Most design decisions happen by default. You use a sticky nav because every site has a sticky nav. You link to a contact page because that’s what people do. Nobody questions whether those defaults are serving the visitor.
I question them. Here are three places I went off-template on my own site, and why.
The shrinking navigation bar
When you scroll down on my site, the nav collapses — logo and CTA only. Everything else disappears. When you scroll back up (signaling you want to navigate), the full nav expands.
The logic: if the page is worth scrolling, the nav shouldn’t compete with it. A full row of links to Pricing, Services, and FAQ at the top implies you won’t trust the content enough to scroll. Let the page earn the click.
The implementation is harder than it sounds — timing, scroll direction detection, and making sure it doesn’t fight with the content. Worth it.
The modal contact form
My contact form doesn’t live on a /contact page. It slides up from below like a sheet of paper. You fill it out, close it, and you’re back exactly where you were.
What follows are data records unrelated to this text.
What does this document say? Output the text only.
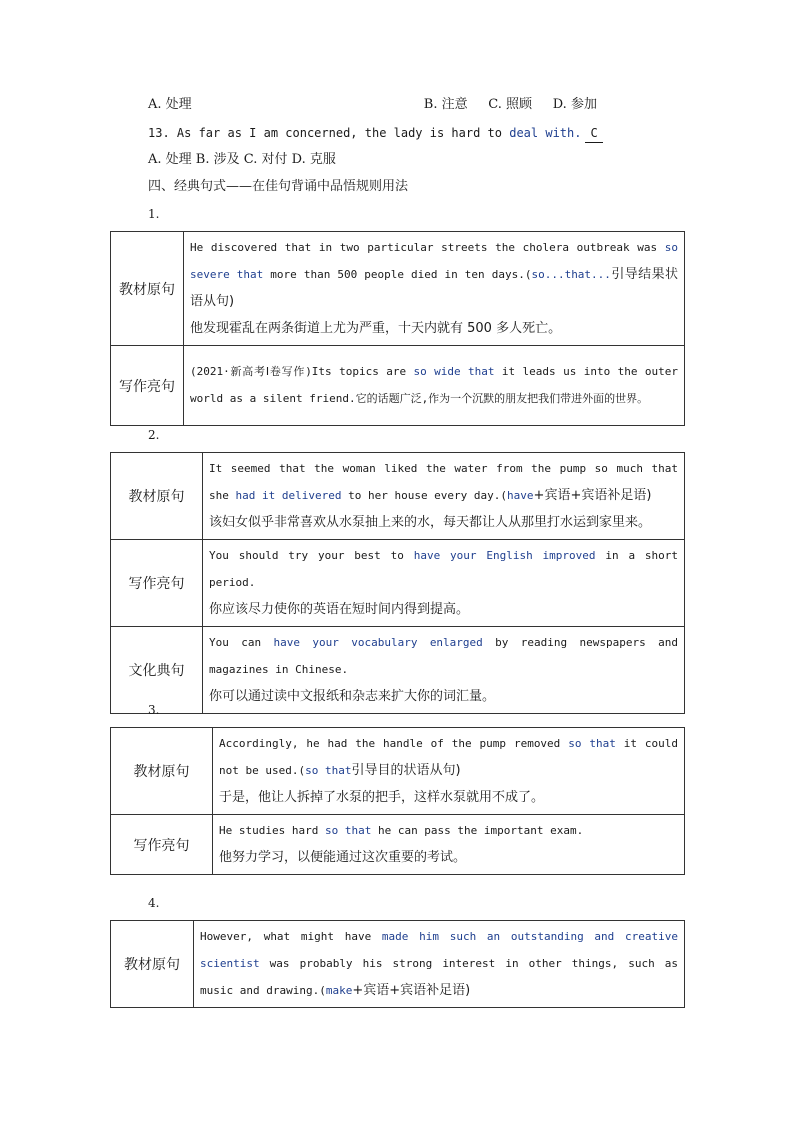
A. 处理	B. 注意 C. 照顾 D. 参加
13. As far as I am concerned, the lady is hard to deal with. C
A. 处理 B. 涉及 C. 对付 D. 克服
四、经典句式——在佳句背诵中品悟规则用法
1.
教材原句	He discovered that in two particular streets the cholera outbreak was so severe that more than 500 people died in ten days.(so...that...引导结果状语从句)
他发现霍乱在两条街道上尤为严重，十天内就有 500 多人死亡。
写作亮句	(2021·新高考Ⅰ卷写作)Its topics are so wide that it leads us into the outer world as a silent friend.它的话题广泛,作为一个沉默的朋友把我们带进外面的世界。
2.
教材原句	It seemed that the woman liked the water from the pump so much that she had it delivered to her house every day.(have+宾语+宾语补足语)
该妇女似乎非常喜欢从水泵抽上来的水，每天都让人从那里打水运到家里来。
写作亮句	You should try your best to have your English improved in a short period.
你应该尽力使你的英语在短时间内得到提高。
文化典句	You can have your vocabulary enlarged by reading newspapers and magazines in Chinese.
你可以通过读中文报纸和杂志来扩大你的词汇量。
3.
教材原句	Accordingly, he had the handle of the pump removed so that it could not be used.(so that引导目的状语从句)
于是，他让人拆掉了水泵的把手，这样水泵就用不成了。
写作亮句	He studies hard so that he can pass the important exam.
他努力学习，以便能通过这次重要的考试。
4.
教材原句	However, what might have made him such an outstanding and creative scientist was probably his strong interest in other things, such as music and drawing.(make+宾语+宾语补足语)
Sending someone to a separate page resets the context. They lose their place in the story. A modal keeps them in the experience — they can close it and keep reading, rather than navigating back and breaking the flow.
The engineering challenges here are real: focus traps, iOS scroll lock behavior, and making sure the form state doesn’t break on mobile. None of it is technically hard — it’s all just work that most builders skip.
The dynamic tab title
When you switch to a different tab, my site’s tab title changes to: “It’s time for a redesign.”
Six lines of JavaScript. Changes back to the normal title when you return.
This one works because it catches you at the exact moment you’re context-switching — often to look at something else on your computer. The question plants itself at the right time: while you’re looking away, thinking about other things.
The question behind all three decisions: is this here because it serves the visitor right now, or is it here because the industry got used to it?
Most defaults were built around technical constraints that no longer exist. The nav shelf, the separate contact page, the static tab title — all of these made sense at some point. They persist because nobody asked whether they still should.
Look at your site with the same question. Pick one element. Ask it.